Allez ! C’est la dernière heure. C'est bon pour le moral. Y'a des longs bout de droit. Le groupe se scinde en 2. 5 coureurs sont devant mais dans un premier temps on ne s'organise pas pour boucher. Puis 2 coureurs font l'effort pour tous et nous ramènent. Ouf … Je n'avais pas envie de me faire mal aussi loin de l'arrivée.
> Le vent de Beynes et de Crespières
Allez passons, quelques km et zig zag plus loin, on attaque une descente vers Neauphle très vite (60 km/h) puis à gauche vers Cressay. Petite route très bombée. On est à 28-29 max. On récupère la route vers Beynes en ayant contourné Neauphle. La route vers Beynes est dure à cause du vent. Je plains ceux qui mènent le paquet ! Je crois que j'attaque le bas de la cote sur le grand plateau pour revenir à un développement plus court vers le somment. Puis survient le faux plat de Crespières que nous avions attaqué à plus de 50 au départ de la course. Waaa, on n'avance plus du tout ! Dans Crespières, je passe la bosse apparemment plus frais que les autres. C'est sans doute parce que j’ai essayé de gérer mon effort et mon implication dans le groupe suite à grosse fatigue du début de course.

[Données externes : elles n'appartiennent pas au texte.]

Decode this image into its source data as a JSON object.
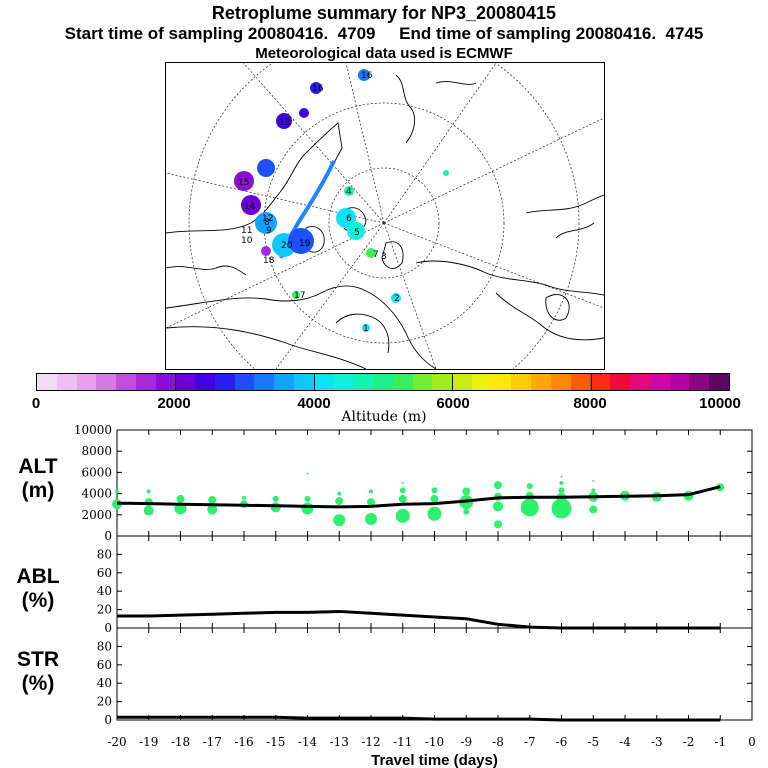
{
  "header": {
    "title": "Retroplume summary for NP3_20080415",
    "sampling": "Start time of sampling 20080416.  4709     End time of sampling 20080416.  4745",
    "met": "Meteorological data used is ECMWF"
  },
  "colorbar": {
    "title": "Altitude (m)",
    "tick_labels": [
      "0",
      "2000",
      "4000",
      "6000",
      "8000",
      "10000"
    ],
    "colors": [
      "#f5dcf5",
      "#eec0f0",
      "#e6a0ee",
      "#d67ae6",
      "#c04fe0",
      "#a62ada",
      "#8a10d6",
      "#6a00d6",
      "#4400e0",
      "#2a1ef0",
      "#1f4ff8",
      "#1a78ff",
      "#12a2ff",
      "#10c6ff",
      "#10e2f6",
      "#10f0da",
      "#14f2b4",
      "#1cf08a",
      "#3cee5c",
      "#70ee38",
      "#a0ec20",
      "#caec14",
      "#eef010",
      "#ffe808",
      "#ffcc06",
      "#ffaa06",
      "#ff8806",
      "#ff5a08",
      "#ff2a14",
      "#f00a3c",
      "#e6087a",
      "#d006a6",
      "#b404a8",
      "#8a0486",
      "#5e0464"
    ]
  },
  "panels": {
    "alt": {
      "label_line1": "ALT",
      "label_line2": "(m)"
    },
    "abl": {
      "label_line1": "ABL",
      "label_line2": "(%)"
    },
    "str": {
      "label_line1": "STR",
      "label_line2": "(%)"
    }
  },
  "map": {
    "point_labels": [
      "16",
      "16",
      "13",
      "15",
      "14",
      "12",
      "11",
      "10",
      "9",
      "8",
      "7",
      "6",
      "5",
      "4",
      "3",
      "2",
      "1",
      "17",
      "18",
      "19",
      "20"
    ]
  },
  "chart_data": [
    {
      "type": "line",
      "panel": "ALT",
      "ylabel": "ALT (m)",
      "ylim": [
        0,
        10000
      ],
      "yticks": [
        0,
        2000,
        4000,
        6000,
        8000,
        10000
      ],
      "x": [
        -20,
        -19,
        -18,
        -17,
        -16,
        -15,
        -14,
        -13,
        -12,
        -11,
        -10,
        -9,
        -8,
        -7,
        -6,
        -5,
        -4,
        -3,
        -2,
        -1
      ],
      "mean_altitude": [
        3100,
        3050,
        3000,
        2950,
        2900,
        2850,
        2800,
        2750,
        2800,
        3000,
        3050,
        3300,
        3600,
        3650,
        3650,
        3700,
        3750,
        3800,
        3900,
        4650
      ],
      "spread_points": [
        {
          "x": -20,
          "y": 3000,
          "s": 5
        },
        {
          "x": -20,
          "y": 4200,
          "s": 2
        },
        {
          "x": -19,
          "y": 2400,
          "s": 5
        },
        {
          "x": -19,
          "y": 3200,
          "s": 4
        },
        {
          "x": -19,
          "y": 4200,
          "s": 2
        },
        {
          "x": -18,
          "y": 2600,
          "s": 6
        },
        {
          "x": -18,
          "y": 3500,
          "s": 4
        },
        {
          "x": -17,
          "y": 2500,
          "s": 5
        },
        {
          "x": -17,
          "y": 3400,
          "s": 4
        },
        {
          "x": -16,
          "y": 3000,
          "s": 4
        },
        {
          "x": -16,
          "y": 3600,
          "s": 2
        },
        {
          "x": -15,
          "y": 2700,
          "s": 5
        },
        {
          "x": -15,
          "y": 3500,
          "s": 3
        },
        {
          "x": -14,
          "y": 2600,
          "s": 6
        },
        {
          "x": -14,
          "y": 3500,
          "s": 3
        },
        {
          "x": -14,
          "y": 5900,
          "s": 1
        },
        {
          "x": -13,
          "y": 1500,
          "s": 6
        },
        {
          "x": -13,
          "y": 3300,
          "s": 4
        },
        {
          "x": -13,
          "y": 4000,
          "s": 2
        },
        {
          "x": -12,
          "y": 1600,
          "s": 6
        },
        {
          "x": -12,
          "y": 3200,
          "s": 4
        },
        {
          "x": -12,
          "y": 4200,
          "s": 2
        },
        {
          "x": -11,
          "y": 1900,
          "s": 7
        },
        {
          "x": -11,
          "y": 3500,
          "s": 4
        },
        {
          "x": -11,
          "y": 4300,
          "s": 3
        },
        {
          "x": -11,
          "y": 5000,
          "s": 1
        },
        {
          "x": -10,
          "y": 2100,
          "s": 7
        },
        {
          "x": -10,
          "y": 3500,
          "s": 4
        },
        {
          "x": -10,
          "y": 4300,
          "s": 3
        },
        {
          "x": -9,
          "y": 3200,
          "s": 7
        },
        {
          "x": -9,
          "y": 4200,
          "s": 4
        },
        {
          "x": -9,
          "y": 2300,
          "s": 3
        },
        {
          "x": -8,
          "y": 1100,
          "s": 4
        },
        {
          "x": -8,
          "y": 2800,
          "s": 5
        },
        {
          "x": -8,
          "y": 3700,
          "s": 4
        },
        {
          "x": -8,
          "y": 4800,
          "s": 4
        },
        {
          "x": -7,
          "y": 2700,
          "s": 9
        },
        {
          "x": -7,
          "y": 3800,
          "s": 4
        },
        {
          "x": -7,
          "y": 4700,
          "s": 3
        },
        {
          "x": -6,
          "y": 2600,
          "s": 10
        },
        {
          "x": -6,
          "y": 3600,
          "s": 5
        },
        {
          "x": -6,
          "y": 4300,
          "s": 3
        },
        {
          "x": -6,
          "y": 5000,
          "s": 2
        },
        {
          "x": -6,
          "y": 5600,
          "s": 1
        },
        {
          "x": -5,
          "y": 2500,
          "s": 4
        },
        {
          "x": -5,
          "y": 3700,
          "s": 5
        },
        {
          "x": -5,
          "y": 4300,
          "s": 2
        },
        {
          "x": -5,
          "y": 5200,
          "s": 1
        },
        {
          "x": -4,
          "y": 3800,
          "s": 5
        },
        {
          "x": -3,
          "y": 3700,
          "s": 5
        },
        {
          "x": -2,
          "y": 3800,
          "s": 5
        },
        {
          "x": -2,
          "y": 4000,
          "s": 2
        },
        {
          "x": -1,
          "y": 4600,
          "s": 4
        }
      ]
    },
    {
      "type": "line",
      "panel": "ABL",
      "ylabel": "ABL (%)",
      "ylim": [
        0,
        100
      ],
      "yticks": [
        0,
        20,
        40,
        60,
        80
      ],
      "x": [
        -20,
        -19,
        -18,
        -17,
        -16,
        -15,
        -14,
        -13,
        -12,
        -11,
        -10,
        -9,
        -8,
        -7,
        -6,
        -5,
        -4,
        -3,
        -2,
        -1
      ],
      "values": [
        13,
        13,
        14,
        15,
        16,
        17,
        17,
        18,
        16,
        14,
        12,
        10,
        4,
        1,
        0,
        0,
        0,
        0,
        0,
        0
      ]
    },
    {
      "type": "line",
      "panel": "STR",
      "ylabel": "STR (%)",
      "xlabel": "Travel time (days)",
      "ylim": [
        0,
        100
      ],
      "yticks": [
        0,
        20,
        40,
        60,
        80
      ],
      "xlim": [
        -20,
        0
      ],
      "xticks": [
        -20,
        -19,
        -18,
        -17,
        -16,
        -15,
        -14,
        -13,
        -12,
        -11,
        -10,
        -9,
        -8,
        -7,
        -6,
        -5,
        -4,
        -3,
        -2,
        -1,
        0
      ],
      "x": [
        -20,
        -19,
        -18,
        -17,
        -16,
        -15,
        -14,
        -13,
        -12,
        -11,
        -10,
        -9,
        -8,
        -7,
        -6,
        -5,
        -4,
        -3,
        -2,
        -1
      ],
      "values": [
        3,
        3,
        3,
        3,
        3,
        3,
        2,
        2,
        2,
        2,
        1,
        1,
        1,
        1,
        0,
        0,
        0,
        0,
        0,
        0
      ]
    }
  ]
}
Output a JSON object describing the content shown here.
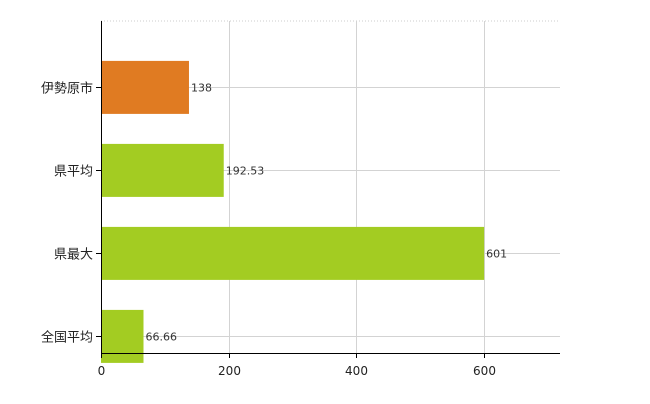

> Un final avec crampes sur mesure
Avant la côte de Beule (Maule 78), il y a une belle descente dont je profite pour lâcher le groupe et tenter de revenir sur le coureur qui était sorti devant moi. J'attaque la cote de Beule un peu vite. Sûrement trop ;-p Là j'ai deux barres dans les cuisses. Des mains de bûcherons me saisissent les muscles et les compressent plus je force sur les pédales. 22-21 puis 18 … Je vois que je vais en doubler un … mais un autre revient de derrière. Bravo ! Bien joué … je n'aurais de tout façon pas pu me battre …
Le speaker cite mon nom au micro, alors interloqué je reviens vers le podium pour répondre à ses questions. Je fais alors part de mes excellentes impressions sur la course, le parcours, l’organisation. Et raconte les 2 moments clés de ma course. C’est ensuite au tour d’un jeune journaliste du journal de Versailles de me poser quelques questions. A m’entendre parler dans le micro, j’ai eu un temps l’impression d’entendre parler mon père … Je termine 96ème / 387 participants en 5h13'33 et 9ème de la catégorie C (18-29 ans). Quelques jours après, un classement revu et corrigé par l'organisation me place en 102ème position, je n'y comprends pas grand chose.